Roger knew all that. He also wanted to try having kids the conventional way, just like all the cousins in his large extended family. So, after their 2014 wedding, they agreed to pursue both avenues at once.

They’d met on the tennis courts at The College of New Jersey (TCNJ), where Roger transferred after four years in the Marines and a year at community college. When he visited the school during Christina’s freshman year, “he had a super-low haircut because he was pretty fresh from the Marines. He was big and bulky. And he was so nice. I had a huge crush on him when he first came.”

But it wasn’t until the summer after sophomore year, when both taught tennis at a club in South Jersey, that they became close. Their first phone call lasted three hours. Their first date, at the Olive Garden — the tennis team’s go-to spot — was the start of constant companionship. A year after graduation, they were living together, somehow finding concord between Christina’s “organized mess” and Roger’s military precision.

They got the kittens — the one already named Bandit and the one Roger refused to call Butterball (now Bagheera, the name of the black panther from The Jungle Book). They got engaged on an overlook in Cape May; at their wedding, the “first look” photos were snapped on the tennis courts at TCNJ.

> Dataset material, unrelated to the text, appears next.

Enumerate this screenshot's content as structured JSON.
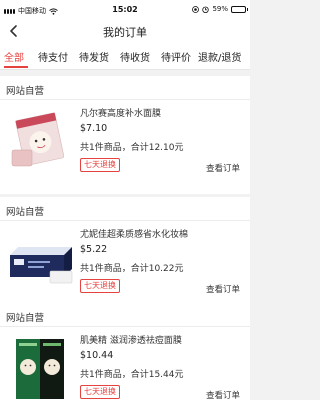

They tried to conceive, without success, so Christina began pushing the adoption path. They considered an international adoption, perhaps even a child from El Salvador, but learned they would be unlikely to adopt an infant that way.

Then Christina went to an information session for A Baby Step Adoption. “They took our feelings and insecurities into account,” she says, and explained each step of the process: the profile book, the emails describing birth parents’ situations, the timeline, the costs.

“I was like, ‘Sure, let’s go!’" Christina says. “I know Roger questioned whether he would connect [with an adopted child], but I didn’t question it.”

Late in 2017, they matched: a birth mother who was pregnant with a boy. They even spoke with her on the phone. “But there was something pulling at our hearts that this was not the right situation for us. The birth mother had been on methadone. It’s not terrible, but it’s something that’s an unknown,” Christina says. Sorrowfully, they said no to the match.

About four months later, they were matched again: This time, a birth mom in Las Vegas, due in October 2018. They were poised to get plane tickets when the agency called: The birth mother had changed her mind. “It was a big emotional hit,” Christina recalls.

Last Thanksgiving, they were matched once more. The baby — a girl — was due in February. They talked on the phone with the birth mother, and Christina met her for lunch; she seemed outgoing, healthy, and committed to an adoption plan.

“All of December and the beginning of January was a huge rush to get everything we needed: bassinet, clothing, car seat, formula,” Christina says. A friend had already helped her paint the nursery an ombre of blues, reminiscent of the sea or the sky.

On a Friday in mid-January, the birth mother phoned: She was heading to the hospital for an induction. Christina, who teaches middle-school health and physical education, waved down a colleague across a crowded cafeteria: “She called!”

Christina explained to her students — they’d just been studying pregnancy, birth and adoption — that she wouldn’t be back at school until April. That night — what she and Roger figured would be their last solid night of sleep for a while — she remained awake, phone by her side.

The text came on Saturday evening: “She’s pushing.” They drove to Capital Health Regional Medical Center and sprinted across the parking lot. When they entered the room, Isabella was already there, a 6-pound, 2-ounce infant with a full head of hair. Roger cut the umbilical cord.

Three days later, they stood in the hospital parking lot. Isabella’s birth mother helped put the baby into her car seat. The adults hugged. Roger started the car. Christina’s tears welled up: a flush of excitement, sadness and joy. She turned to wave once more, but the birth mother was already gone.